This post is also available in: עברית (Hebrew)
Deepfakes and tempered audio can now be created with the press of a button and are therefore much more dangerous. New research by School of Information students at the University of Michigan makes it easy to determine the authenticity of an audio clip.
Romit Barua, Gautham Koorma, and Sarah Barrington first presented their research on voice cloning as their final master project. The team worked with Professor Hany Farid and looked into different techniques for differentiating a real from a cloned voice designed to impersonate a specific person.
According to Techxplore, the team first analyzed audio samples of real and fake voices by looking at perceptual features or patterns that can be visually identified. Through this lens, they focused on looking at audio waves and noticed that real human voices often had more pauses and varied in volume throughout the clip, because real people tend to use filler words and move around and away from the microphone while recording.
The team analyzed these features and managed to pinpoint pauses and amplitude (consistency and variation in voice) as key factors to look for when trying to determine a voice’s authenticity. However, they also found that this method can yield less accurate results.
The team then tried a different, more detailed approach, and used a ready-made audio wave analysis package that extracts over 6,000 features before selecting the 20 most important ones. The team analyzed these extracted features and compared them to other audio clips, thus creating a more accurate method.

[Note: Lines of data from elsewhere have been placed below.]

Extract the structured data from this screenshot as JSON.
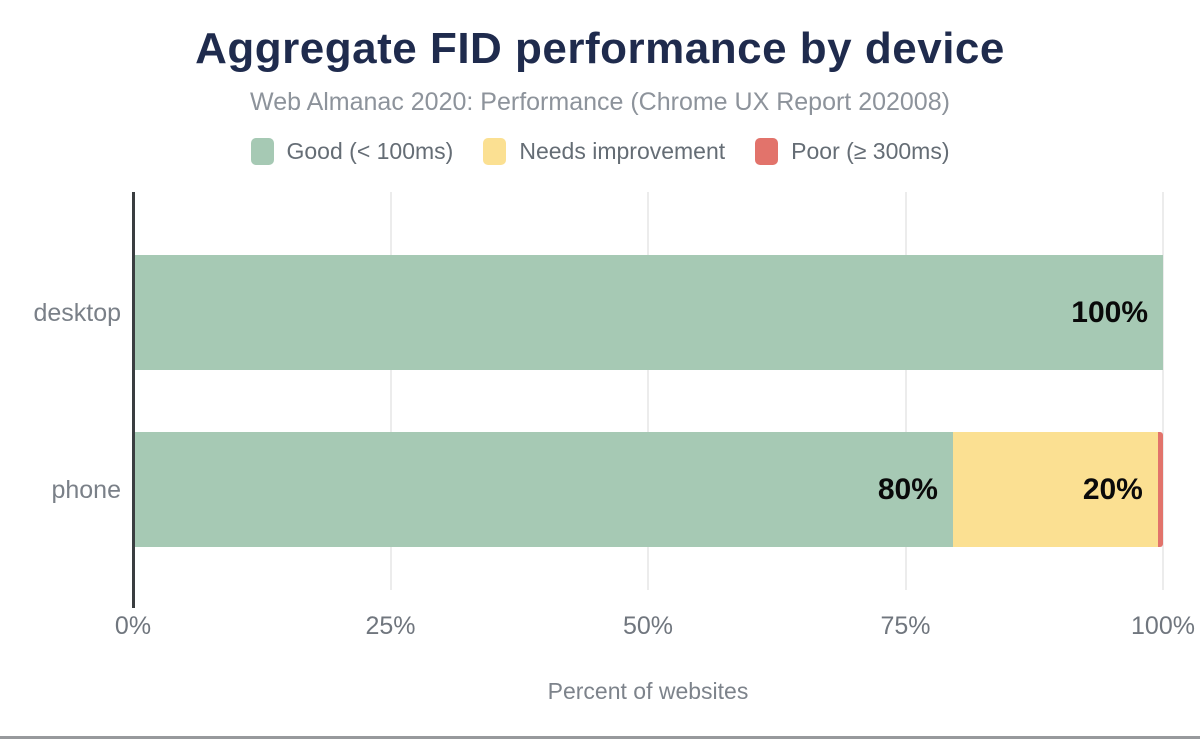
{
  "chart_data": {
    "type": "bar",
    "orientation": "horizontal",
    "stacked": true,
    "title": "Aggregate FID performance by device",
    "subtitle": "Web Almanac 2020: Performance (Chrome UX Report 202008)",
    "xlabel": "Percent of websites",
    "categories": [
      "desktop",
      "phone"
    ],
    "series": [
      {
        "name": "Good (< 100ms)",
        "color": "#a6c9b4",
        "values": [
          100,
          80
        ]
      },
      {
        "name": "Needs improvement",
        "color": "#fbe092",
        "values": [
          0,
          20
        ]
      },
      {
        "name": "Poor (≥ 300ms)",
        "color": "#e2736b",
        "values": [
          0,
          0.5
        ]
      }
    ],
    "segment_labels": [
      [
        "100%",
        "",
        ""
      ],
      [
        "80%",
        "20%",
        ""
      ]
    ],
    "xticks": [
      "0%",
      "25%",
      "50%",
      "75%",
      "100%"
    ],
    "xtick_values": [
      0,
      25,
      50,
      75,
      100
    ],
    "xlim": [
      0,
      100
    ],
    "legend_position": "top",
    "grid": "vertical"
  },
  "colors": {
    "background": "#ffffff",
    "title": "#1f2b4d",
    "subtitle": "#8d939b",
    "legend_text": "#656d75",
    "category_text": "#7a8088",
    "axis_text": "#70767e",
    "axis_title_text": "#7d838b",
    "value_label": "#0a0a0a",
    "axis_line": "#3a3d40",
    "grid": "#ececec",
    "footer_line": "#97999c"
  }
}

The most accurate results, however, were yielded by using their learned features, which involve training a deep-learning model. The team did so by feeding the raw audio to the model, from which it processes and extracts multidimensional representations called embeddings. Once generated, the model uses these embeddings to distinguish real and synthetic audio.
This final method has consistently been the most accurate and has recorded 0% error in lab settings. However, this method could be difficult to understand without proper context.

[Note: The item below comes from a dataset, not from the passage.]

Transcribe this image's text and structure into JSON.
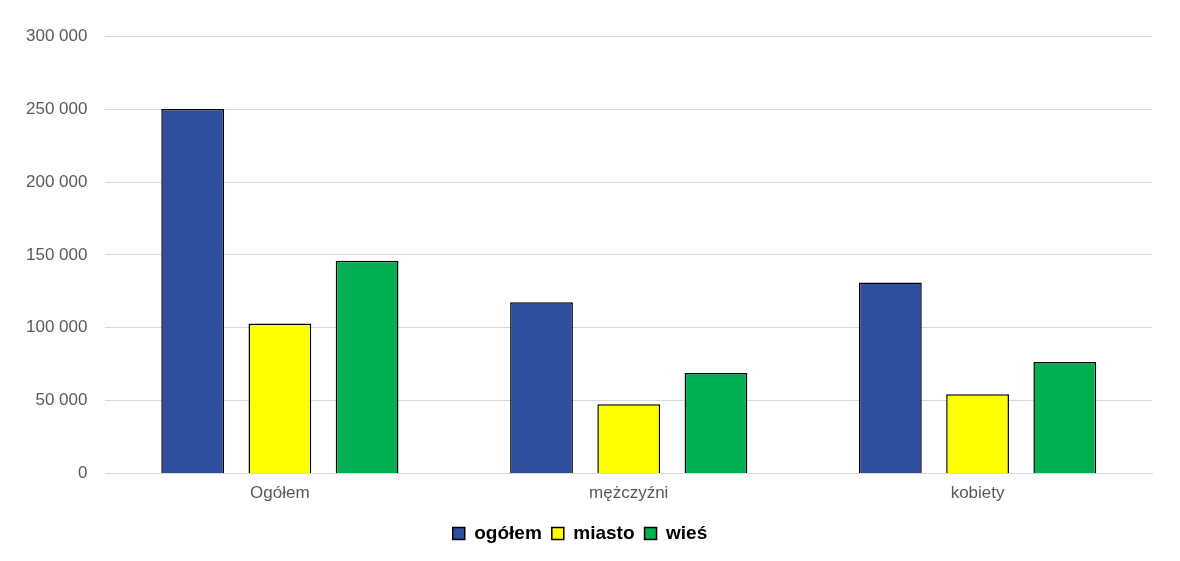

The team claims this research may address growing concerns about using voice cloning and deepfakes for nefarious purposes. Barrington explained: “Voice cloning is one of the first instances where we’re witnessing deepfakes with real-world utility, whether that’s to bypass a bank’s biometric verification or to call a family member asking for money.”
“No longer are only world leaders and celebrities at risk, but everyday people as well. This work represents a significant step in developing and evaluating detection systems in a manner that is robust and scalable for the general public.”